There’s another interesting fact about the life of this lonely man.   That’s the case of his adopted children.

It’d be rather cruel to say that he "collects" them on his trips, because his real and truest intention is the most honest philanthropy.

He has adopted 17 kids and he’s always writing and sending them, even to the most remote places, his fatherly greetings.

We believe that Raymond Burr has a heart bigger than he says he has, and that he didn’t come back to the Studio just for the money, as he wants us to believe with his declarations, he is too touched with the love and appreciation shown by his millions of viewers.

Honestly, he confesses that he would feel really bad if he’d disappointed the faithful audience that has followed his performance for over eight years.

The truth is, Raymond Burr, who resembles his character even in his private life, doesn’t need Perry Mason to survive.

As he’s got fame, fame is not an interest for him.  He’s a millionaire and, of course, he has his survival assured for many years to come.

He lives in a beautiful house, so he doesn’t need a home either.  Even if he doesn’t have a wife, he has his foster children to compensate his solitude.

When Burr has been sick, he has a replacement in the person of Barry Sullivan, and because of that, he’s certain that, if he decides to retire, his character won’t die.

His only real problem is the trouble to conceal his qualities as a great Gourmet Chef with the ideal weight his performance requires.

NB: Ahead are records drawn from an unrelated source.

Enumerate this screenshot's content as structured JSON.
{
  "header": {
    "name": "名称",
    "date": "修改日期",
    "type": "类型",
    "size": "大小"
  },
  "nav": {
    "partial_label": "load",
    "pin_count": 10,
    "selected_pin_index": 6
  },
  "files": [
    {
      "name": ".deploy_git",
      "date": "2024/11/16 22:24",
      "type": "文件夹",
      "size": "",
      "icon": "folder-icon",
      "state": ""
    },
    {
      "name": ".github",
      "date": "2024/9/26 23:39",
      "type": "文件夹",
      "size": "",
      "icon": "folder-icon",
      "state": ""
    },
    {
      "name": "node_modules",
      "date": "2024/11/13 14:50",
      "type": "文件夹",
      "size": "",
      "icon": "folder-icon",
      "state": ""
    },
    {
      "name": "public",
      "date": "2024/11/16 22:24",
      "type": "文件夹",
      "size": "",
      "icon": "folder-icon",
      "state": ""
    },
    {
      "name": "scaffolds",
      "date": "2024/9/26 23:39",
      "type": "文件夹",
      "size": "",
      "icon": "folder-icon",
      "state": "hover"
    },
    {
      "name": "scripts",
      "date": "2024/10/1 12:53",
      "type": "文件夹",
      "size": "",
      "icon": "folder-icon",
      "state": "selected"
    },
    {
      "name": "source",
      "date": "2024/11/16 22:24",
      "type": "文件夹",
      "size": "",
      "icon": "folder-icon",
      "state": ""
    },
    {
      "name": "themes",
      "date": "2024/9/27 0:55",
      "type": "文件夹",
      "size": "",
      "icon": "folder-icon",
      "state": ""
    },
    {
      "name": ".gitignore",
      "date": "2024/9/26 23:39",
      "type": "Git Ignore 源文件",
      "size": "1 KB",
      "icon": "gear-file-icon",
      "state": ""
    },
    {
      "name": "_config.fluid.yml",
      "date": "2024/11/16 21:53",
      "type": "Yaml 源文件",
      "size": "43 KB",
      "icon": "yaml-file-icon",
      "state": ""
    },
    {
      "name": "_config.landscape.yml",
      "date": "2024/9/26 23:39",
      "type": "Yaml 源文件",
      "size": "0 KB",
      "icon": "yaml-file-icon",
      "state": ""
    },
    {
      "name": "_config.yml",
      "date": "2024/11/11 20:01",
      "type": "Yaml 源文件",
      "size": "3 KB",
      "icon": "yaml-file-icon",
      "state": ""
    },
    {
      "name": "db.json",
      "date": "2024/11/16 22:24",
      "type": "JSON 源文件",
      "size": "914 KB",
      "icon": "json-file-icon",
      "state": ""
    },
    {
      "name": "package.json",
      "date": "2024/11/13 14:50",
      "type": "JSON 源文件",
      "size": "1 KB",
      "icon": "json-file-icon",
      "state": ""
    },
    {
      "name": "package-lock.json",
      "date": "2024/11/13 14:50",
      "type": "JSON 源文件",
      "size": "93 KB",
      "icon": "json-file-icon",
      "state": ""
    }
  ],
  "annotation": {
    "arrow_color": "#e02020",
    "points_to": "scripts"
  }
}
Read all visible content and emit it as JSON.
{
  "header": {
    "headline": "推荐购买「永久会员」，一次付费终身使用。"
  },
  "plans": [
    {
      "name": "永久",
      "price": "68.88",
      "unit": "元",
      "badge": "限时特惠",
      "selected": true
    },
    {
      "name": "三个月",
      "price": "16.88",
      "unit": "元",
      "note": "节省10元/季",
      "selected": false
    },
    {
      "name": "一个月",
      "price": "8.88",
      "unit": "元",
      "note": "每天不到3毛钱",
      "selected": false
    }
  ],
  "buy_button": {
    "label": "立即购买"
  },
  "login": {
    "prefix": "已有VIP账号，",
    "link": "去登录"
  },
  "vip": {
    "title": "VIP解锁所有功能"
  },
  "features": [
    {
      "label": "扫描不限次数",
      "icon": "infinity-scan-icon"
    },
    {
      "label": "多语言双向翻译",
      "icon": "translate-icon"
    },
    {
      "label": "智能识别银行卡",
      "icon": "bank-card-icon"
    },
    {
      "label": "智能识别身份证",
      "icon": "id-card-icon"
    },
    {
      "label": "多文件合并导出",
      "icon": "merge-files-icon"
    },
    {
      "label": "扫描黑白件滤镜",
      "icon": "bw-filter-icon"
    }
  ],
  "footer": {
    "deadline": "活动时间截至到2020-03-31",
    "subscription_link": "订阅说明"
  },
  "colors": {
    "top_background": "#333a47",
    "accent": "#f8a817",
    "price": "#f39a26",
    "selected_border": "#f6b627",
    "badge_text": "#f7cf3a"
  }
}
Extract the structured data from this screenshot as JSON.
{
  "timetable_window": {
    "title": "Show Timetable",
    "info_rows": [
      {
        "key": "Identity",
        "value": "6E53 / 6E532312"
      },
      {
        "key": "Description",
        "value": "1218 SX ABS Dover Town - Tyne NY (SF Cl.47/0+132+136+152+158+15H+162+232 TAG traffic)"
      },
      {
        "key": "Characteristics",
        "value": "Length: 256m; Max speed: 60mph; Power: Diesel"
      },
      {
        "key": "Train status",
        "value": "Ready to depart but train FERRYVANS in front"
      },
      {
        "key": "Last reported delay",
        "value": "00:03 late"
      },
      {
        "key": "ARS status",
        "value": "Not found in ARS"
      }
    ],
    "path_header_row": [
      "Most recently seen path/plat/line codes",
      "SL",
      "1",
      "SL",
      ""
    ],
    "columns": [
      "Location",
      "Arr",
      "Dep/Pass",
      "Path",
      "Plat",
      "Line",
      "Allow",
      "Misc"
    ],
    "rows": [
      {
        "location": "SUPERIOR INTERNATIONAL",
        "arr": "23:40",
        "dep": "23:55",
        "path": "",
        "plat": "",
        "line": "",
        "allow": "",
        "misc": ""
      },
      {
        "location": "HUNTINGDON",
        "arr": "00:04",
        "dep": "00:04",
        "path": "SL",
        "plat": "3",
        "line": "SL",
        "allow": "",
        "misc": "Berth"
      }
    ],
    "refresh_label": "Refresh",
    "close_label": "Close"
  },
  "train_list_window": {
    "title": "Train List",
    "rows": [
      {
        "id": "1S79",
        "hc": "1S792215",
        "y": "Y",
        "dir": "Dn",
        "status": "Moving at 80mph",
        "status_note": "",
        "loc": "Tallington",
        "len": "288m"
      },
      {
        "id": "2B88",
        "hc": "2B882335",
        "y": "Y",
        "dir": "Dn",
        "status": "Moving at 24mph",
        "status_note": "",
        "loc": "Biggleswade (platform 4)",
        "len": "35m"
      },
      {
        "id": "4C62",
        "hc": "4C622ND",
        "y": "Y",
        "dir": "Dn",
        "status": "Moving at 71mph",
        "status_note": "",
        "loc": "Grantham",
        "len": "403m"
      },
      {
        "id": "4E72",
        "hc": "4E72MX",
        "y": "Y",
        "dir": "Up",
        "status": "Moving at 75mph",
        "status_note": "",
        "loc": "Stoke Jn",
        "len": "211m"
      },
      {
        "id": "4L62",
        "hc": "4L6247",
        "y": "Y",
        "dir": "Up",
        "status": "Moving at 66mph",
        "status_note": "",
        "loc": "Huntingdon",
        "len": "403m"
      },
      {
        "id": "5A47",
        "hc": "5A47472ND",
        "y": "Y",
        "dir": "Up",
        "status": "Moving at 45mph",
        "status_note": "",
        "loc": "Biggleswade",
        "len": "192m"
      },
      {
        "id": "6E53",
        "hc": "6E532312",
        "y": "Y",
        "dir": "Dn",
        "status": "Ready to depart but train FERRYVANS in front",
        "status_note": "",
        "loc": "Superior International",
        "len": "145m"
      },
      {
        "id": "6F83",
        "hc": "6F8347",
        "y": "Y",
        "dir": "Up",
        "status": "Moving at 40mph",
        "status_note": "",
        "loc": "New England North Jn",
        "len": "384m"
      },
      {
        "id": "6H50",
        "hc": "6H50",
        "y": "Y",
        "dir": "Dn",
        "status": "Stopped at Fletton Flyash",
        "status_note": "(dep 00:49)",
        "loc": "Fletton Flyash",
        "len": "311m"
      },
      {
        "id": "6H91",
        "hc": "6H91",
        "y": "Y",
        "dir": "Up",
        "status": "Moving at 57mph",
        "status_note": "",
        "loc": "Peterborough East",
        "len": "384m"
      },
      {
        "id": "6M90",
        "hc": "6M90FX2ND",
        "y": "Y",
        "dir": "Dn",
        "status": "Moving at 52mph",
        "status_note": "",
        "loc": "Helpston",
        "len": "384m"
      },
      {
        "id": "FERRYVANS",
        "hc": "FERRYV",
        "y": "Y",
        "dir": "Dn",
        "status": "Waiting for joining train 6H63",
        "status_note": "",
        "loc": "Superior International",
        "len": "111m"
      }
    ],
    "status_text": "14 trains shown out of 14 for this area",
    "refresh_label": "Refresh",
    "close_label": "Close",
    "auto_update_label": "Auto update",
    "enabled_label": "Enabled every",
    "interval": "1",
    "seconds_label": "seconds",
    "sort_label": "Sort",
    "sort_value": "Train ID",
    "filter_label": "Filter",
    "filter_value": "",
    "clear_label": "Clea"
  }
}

When he gave us this interview he was just coming back from Jamaica where he went to a "weight-loss" treatment.   For this great eater, was more comfortable with a diet based on tropical fruits from its land of origin, than being at a clinic, treated by tasteless pills.   He came back very pleased, because he managed to lose 15kgs (8 pounds aprox.)

His friends prayed for him not to gain weight again, but this happens when the acting gets rough and he falls into a nervous tension.

The truth is: Raymond Burr gives himself completely to his character.    He’s like an artist creating his Master piece.   He has given it so much and cared about it so much that sometimes it is easy to confuse fiction with reality and is really hard to know where Mason ends and where Burr begins.